[Bagian 3] Klise

767 23 2
                                    


Hari ini, sejak pagi hujan turun begitu derasnya.Aku tak kuasa menahan dingin dan beberapa kali menggigil.Jam pertama sampai keempat, seharunya diisi dengan mapel olahraga.Tapi karena keadaan cuaca yang tidak memungkinkan membuat kami mengurung diri di dalam kelas dengan dibebani mengerjakan tugas Penjas sebagai ganti nilai.

Kami (aku dan ketiga temanku) sudah terlanjur berganti pakaian OR dari jam ke-1 dan saat ini kami malas menggantinya.Pak Hadi guru OR membebaskan aktivitas kami begitu jam ke-4 berbunyi, ahh senang sekali ...

“Gak mau ganti Ga?”tanya Dee yang sudah siap-siap membawa seragam putih abu.

“Gak ah males gue, kantin dulu aja yu,”Jingga menjawab sekaligus mengajak kami untuk pergi menuju kantin.

Jingga memang sepertinya sudah lapar, mungkin dia belum sarapan atau bagaimana, yang pasti sekarang ia sedang lahap memakan Nasi Goreng.Dee asik mengutak-atik ponselnya karena banjir tawaran endorse, Rachel?Dia sedang gabut dan mengalihkan seluruh perhatiannya dengan mendengarkan lagu melalui earphone sambil membaca cerita dari wattpad.

Lalu aku sendiri sedang membolak-balik menu minuman karena merasa ingin membeli meski tidak terlalu haus.

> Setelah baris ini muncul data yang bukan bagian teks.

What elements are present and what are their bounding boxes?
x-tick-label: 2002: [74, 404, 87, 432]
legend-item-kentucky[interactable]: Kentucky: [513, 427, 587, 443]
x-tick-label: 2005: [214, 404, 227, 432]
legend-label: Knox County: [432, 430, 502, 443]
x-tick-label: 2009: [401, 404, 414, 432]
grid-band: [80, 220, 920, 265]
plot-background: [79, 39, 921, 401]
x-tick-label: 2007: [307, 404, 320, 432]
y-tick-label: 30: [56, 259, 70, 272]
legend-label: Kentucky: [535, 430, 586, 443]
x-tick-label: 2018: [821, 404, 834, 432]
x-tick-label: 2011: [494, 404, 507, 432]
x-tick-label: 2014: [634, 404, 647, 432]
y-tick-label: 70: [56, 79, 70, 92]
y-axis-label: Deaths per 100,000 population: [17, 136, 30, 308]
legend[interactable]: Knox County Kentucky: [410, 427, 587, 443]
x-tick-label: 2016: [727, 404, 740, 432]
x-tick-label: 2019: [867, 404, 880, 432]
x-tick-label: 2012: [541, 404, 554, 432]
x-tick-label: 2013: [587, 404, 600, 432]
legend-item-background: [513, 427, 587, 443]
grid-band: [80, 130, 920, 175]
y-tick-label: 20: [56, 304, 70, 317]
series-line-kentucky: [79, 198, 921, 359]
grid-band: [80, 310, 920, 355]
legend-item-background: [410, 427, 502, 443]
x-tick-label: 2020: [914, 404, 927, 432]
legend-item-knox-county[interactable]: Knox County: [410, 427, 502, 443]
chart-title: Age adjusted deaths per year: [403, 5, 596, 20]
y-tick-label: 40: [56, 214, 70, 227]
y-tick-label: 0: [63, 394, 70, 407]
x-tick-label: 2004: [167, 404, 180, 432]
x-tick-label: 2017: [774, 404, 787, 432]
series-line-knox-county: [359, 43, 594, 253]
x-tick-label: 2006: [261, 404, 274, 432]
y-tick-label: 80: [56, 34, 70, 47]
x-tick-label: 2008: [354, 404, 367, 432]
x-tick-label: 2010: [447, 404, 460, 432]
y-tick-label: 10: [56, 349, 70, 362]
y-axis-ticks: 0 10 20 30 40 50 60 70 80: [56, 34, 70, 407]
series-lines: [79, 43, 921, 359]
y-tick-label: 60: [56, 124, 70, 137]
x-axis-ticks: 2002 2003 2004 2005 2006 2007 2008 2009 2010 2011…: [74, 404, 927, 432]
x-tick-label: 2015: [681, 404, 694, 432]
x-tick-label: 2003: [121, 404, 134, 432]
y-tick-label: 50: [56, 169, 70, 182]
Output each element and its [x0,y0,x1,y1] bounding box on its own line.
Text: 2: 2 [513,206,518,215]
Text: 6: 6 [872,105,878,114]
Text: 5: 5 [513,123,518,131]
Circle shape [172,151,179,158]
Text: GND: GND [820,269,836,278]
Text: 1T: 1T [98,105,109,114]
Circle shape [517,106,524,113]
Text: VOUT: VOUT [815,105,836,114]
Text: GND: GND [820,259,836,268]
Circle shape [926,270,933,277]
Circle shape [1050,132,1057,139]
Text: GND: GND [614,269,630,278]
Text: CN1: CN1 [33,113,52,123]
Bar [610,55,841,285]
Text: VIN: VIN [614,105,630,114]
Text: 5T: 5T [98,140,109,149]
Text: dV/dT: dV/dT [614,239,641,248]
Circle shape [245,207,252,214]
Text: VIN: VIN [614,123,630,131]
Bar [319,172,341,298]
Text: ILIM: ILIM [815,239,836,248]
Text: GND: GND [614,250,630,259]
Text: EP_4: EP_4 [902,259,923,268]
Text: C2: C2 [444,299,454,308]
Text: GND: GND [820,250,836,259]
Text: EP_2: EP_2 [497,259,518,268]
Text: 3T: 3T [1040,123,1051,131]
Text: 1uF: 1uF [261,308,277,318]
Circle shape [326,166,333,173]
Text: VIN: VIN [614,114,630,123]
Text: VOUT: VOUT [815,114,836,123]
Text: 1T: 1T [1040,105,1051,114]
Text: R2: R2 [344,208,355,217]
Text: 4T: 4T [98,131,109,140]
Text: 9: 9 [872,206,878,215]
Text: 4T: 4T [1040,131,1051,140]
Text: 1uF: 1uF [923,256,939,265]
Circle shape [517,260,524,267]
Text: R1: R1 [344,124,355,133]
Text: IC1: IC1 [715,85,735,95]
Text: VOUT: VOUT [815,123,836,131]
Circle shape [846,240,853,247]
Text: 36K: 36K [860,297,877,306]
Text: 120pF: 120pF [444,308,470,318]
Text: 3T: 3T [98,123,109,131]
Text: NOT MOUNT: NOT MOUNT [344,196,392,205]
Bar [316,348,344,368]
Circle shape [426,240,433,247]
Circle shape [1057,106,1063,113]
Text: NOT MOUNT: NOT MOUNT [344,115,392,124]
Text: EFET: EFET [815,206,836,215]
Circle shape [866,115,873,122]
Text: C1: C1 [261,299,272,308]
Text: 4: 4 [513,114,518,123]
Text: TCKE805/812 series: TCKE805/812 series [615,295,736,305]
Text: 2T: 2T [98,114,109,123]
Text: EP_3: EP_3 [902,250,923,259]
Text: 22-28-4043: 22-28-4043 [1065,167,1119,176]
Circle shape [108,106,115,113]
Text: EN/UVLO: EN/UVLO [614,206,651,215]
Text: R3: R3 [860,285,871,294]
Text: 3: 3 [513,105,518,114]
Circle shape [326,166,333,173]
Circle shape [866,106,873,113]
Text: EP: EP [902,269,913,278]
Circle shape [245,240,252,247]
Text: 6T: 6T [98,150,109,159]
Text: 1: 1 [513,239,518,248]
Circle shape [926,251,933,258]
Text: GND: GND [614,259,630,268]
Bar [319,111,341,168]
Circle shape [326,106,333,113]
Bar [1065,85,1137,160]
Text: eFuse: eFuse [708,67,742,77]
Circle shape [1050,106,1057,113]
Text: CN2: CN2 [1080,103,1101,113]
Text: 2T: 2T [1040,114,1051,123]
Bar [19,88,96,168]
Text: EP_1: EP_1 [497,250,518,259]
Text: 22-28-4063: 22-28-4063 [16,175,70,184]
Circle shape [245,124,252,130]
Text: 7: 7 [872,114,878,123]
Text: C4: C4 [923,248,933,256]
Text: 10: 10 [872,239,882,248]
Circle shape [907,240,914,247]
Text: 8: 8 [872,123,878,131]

Kantin yang semula sepi mendadak buyar kesepiannya dengan suara gelak tawa beberapa orang, tawa yang muncul dari cowok juga cewek.Aku menoleh ke arah datangnya mereka.Pertama aku melihat squad Angel yang beranggotakan 3 orang, selanjutnya 2 orang laki-laki di belakang nya yang menurutku tidak asing, dan dua orang terakhir yang mampu membuatku sesak nafas mendadak.Maksudnya aliran darahku seakan tercekat dan mulutku terbungkam rapat.Jantungku berdebar namun bukan karena senang, melainkan sakit.

Aku hanya diam dengan lirikan matakku yang diperkecil karena tidak ingin kepergok sedang memperhatikan mereka, khususnya dua orang itu.Atlas dan seorang cewek yang aku tak tahu siapa dia.

Sekarang aku hanya bisa diam dan mengalihkan pandangan.

“Hazel?”tiba-tiba Jingga bertanya padaku.

“Hm?”aku mengangkat lagi kepalaku yang semula menunduk dan sekarang saling beradu tatap dengan kedua mata Jingga.

“Omg...”ucap Dee tiba-tiba.

“Gue gak percaya Atlas deket lagi sama Ritma,”Dee geleng-geleng dan tatapannya lurus ke arah meja yang diduduki Atlas dan yang lainnya tadi.

Aku hanya diam meski tak kuat ingin segera bertanya, kenapa?siapa?ada apa?

Jingga habis dengan sesendok nasi terakhirnya dan meletakkan garpu juga sendok di atas piring yang telah bersih.

“Gue kok gak aneh yah.Mungkin udah keseringan liat mereka jauhan terus deket lagi, ya persis kaya SMP,”jawab Jingga.Jawabannya berhasil membuatku melongo, jadi Jingga ini sudah satu sekolah dengan Atlas sejak SMP, lalu Ritma yang Dee sebut itu siapa?

“Kalian lagi ngomongin apaan sih?”akhirnya pertanyaan itu yang keluar dari mulutku.Ada makna ingin mencari tahu di balik itu semua.

“Enggak.Itu si Atlas,”jawab Jingga singkat.

Aku menghembuskan nafas perlahan-lahan, aku bingung karena Jingga hanya menjawab singkat dan tidak memberi celah untuk menceritakan sosok yang membuatku ingin dekat dengannya.

“Bentar deh.Bukannya Atlas bukan siswa sini yah?Kok rasanya sering banget ke sini,”

“Kalian, mending kita ke kelas deh, masa mau ngomongin orang, orangnya ada deket kita sih, gak logis tau gak,”ujar Rachel yang ternyata sedari tadi telah melepaskan earphone  nya.

“Ya udah yu!”

Aku mengikuti langkah mereka, untungnya ada Rachel yang mengsejajarkan posisi denganku dan Rachel cukup mampu menutupi sebagian tubuhku.Aku menghindar, aku tidak ingin bertemu pandang dengan Atlas.Rasa sakit semakin menjadi saat Ritma mengelus pelan rambut hitam Atlas yang basah itu.Ya, Atlas tidak melihatku sama sekali.Mungkin aku yang teralu berharap.